In the closed reduction and percutaneous pinning of pediatric supracondylar humeral fractures, closed reduction via the joystick technique significantly reduced operative time, fluoroscopy time, and improved the success rate when compared to reduction via manual traction. No significant differences in postoperative radiographic or clinical outcome were noted.
¿Cómo afectará esto al cuidado de mis pacientes?

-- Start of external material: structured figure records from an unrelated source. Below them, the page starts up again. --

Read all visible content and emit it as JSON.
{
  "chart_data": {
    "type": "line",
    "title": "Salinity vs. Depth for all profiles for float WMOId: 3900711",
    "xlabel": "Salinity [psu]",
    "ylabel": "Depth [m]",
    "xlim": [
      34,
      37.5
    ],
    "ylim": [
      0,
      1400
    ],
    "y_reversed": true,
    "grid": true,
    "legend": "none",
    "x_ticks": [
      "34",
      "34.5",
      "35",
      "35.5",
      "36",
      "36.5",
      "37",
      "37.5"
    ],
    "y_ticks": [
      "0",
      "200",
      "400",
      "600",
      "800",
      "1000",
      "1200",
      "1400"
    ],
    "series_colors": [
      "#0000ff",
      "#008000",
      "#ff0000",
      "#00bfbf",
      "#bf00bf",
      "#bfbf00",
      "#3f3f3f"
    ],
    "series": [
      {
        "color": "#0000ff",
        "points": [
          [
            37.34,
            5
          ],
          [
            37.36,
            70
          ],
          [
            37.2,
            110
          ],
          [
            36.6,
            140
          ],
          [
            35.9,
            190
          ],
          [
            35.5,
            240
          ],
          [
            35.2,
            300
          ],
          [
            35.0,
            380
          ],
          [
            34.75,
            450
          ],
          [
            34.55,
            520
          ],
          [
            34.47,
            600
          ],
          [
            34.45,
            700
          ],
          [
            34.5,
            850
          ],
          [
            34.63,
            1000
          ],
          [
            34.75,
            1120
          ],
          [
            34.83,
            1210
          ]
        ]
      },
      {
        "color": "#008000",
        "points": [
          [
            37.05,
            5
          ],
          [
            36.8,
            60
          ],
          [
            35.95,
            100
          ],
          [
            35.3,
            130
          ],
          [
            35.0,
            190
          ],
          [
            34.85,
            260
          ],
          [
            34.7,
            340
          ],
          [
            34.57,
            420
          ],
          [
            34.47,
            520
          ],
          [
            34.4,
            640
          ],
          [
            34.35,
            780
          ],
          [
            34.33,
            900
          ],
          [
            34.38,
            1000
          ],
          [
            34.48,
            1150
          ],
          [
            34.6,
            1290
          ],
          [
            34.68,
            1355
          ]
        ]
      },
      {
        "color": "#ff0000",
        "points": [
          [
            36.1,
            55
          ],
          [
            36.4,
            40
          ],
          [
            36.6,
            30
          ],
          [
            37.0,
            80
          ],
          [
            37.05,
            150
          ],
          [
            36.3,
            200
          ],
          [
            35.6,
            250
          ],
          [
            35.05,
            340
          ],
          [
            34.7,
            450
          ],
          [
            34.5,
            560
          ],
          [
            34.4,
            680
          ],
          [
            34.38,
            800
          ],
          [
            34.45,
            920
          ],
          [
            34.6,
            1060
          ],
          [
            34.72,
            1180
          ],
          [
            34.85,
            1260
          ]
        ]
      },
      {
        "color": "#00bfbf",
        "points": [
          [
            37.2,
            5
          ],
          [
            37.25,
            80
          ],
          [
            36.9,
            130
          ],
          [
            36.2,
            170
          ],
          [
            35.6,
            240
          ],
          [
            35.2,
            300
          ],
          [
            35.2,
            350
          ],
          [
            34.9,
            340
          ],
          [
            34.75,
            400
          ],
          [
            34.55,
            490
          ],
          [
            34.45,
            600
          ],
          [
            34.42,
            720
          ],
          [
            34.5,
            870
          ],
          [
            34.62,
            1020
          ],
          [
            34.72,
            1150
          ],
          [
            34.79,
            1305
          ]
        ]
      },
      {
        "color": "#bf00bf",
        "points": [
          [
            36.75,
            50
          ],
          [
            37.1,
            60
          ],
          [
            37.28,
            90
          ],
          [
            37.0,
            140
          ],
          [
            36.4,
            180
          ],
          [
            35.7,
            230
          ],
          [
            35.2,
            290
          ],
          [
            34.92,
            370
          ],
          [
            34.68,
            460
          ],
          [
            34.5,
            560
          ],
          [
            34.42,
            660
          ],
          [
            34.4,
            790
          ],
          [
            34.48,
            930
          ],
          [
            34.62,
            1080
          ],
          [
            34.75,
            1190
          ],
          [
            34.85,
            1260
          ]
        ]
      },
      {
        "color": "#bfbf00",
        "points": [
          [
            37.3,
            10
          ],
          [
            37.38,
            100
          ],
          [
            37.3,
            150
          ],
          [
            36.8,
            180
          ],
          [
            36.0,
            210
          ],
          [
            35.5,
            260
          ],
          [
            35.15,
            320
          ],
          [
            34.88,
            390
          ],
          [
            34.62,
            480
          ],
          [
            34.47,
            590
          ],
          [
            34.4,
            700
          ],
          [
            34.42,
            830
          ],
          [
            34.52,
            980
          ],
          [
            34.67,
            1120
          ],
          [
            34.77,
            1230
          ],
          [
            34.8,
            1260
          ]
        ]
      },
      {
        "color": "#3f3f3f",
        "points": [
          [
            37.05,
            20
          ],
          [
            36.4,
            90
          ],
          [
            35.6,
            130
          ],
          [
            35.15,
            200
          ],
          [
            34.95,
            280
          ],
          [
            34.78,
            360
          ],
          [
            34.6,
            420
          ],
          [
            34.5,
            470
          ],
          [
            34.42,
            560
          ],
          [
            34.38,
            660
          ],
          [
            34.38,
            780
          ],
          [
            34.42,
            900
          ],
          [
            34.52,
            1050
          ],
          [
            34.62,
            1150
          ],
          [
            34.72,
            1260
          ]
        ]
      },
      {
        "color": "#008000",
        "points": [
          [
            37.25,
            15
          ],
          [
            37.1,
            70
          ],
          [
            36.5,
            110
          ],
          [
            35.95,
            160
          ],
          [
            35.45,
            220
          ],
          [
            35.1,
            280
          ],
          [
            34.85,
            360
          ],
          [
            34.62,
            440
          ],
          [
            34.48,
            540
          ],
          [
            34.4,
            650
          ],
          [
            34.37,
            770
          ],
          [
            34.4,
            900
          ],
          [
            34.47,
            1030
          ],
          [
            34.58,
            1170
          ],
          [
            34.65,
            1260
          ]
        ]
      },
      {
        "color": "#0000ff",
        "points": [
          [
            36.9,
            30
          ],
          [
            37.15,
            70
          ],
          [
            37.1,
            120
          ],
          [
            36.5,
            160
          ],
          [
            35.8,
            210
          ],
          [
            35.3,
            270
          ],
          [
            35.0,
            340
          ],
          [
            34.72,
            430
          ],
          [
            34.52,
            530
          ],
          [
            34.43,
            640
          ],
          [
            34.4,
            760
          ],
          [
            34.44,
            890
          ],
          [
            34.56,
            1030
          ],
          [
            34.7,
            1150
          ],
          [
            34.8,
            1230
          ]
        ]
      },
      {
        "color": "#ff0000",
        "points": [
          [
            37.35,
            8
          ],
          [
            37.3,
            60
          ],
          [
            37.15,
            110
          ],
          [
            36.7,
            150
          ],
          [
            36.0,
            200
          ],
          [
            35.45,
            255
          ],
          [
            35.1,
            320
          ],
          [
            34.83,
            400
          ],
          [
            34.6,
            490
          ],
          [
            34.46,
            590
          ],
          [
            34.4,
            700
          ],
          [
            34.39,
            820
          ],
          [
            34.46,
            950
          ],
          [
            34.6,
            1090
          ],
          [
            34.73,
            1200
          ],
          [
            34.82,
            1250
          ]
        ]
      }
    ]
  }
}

The results of this study suggest that closed reduction with the joystick technique in percutaneous pinning of pediatric supracondylar humeral fractures may improve operative efficiency when compared to only attempting with standard manual traction. Additionally, the joystick technique for fracture reduction did not have a negative impact on the postoperative radiographic and clinical outcome when evaluated over a 2-year follow-up. Nevertheless, the current results are limited in strength by the small sample size, with large multi-center trials needed to verify these findings and further evaluate potential complications or the joystick technique.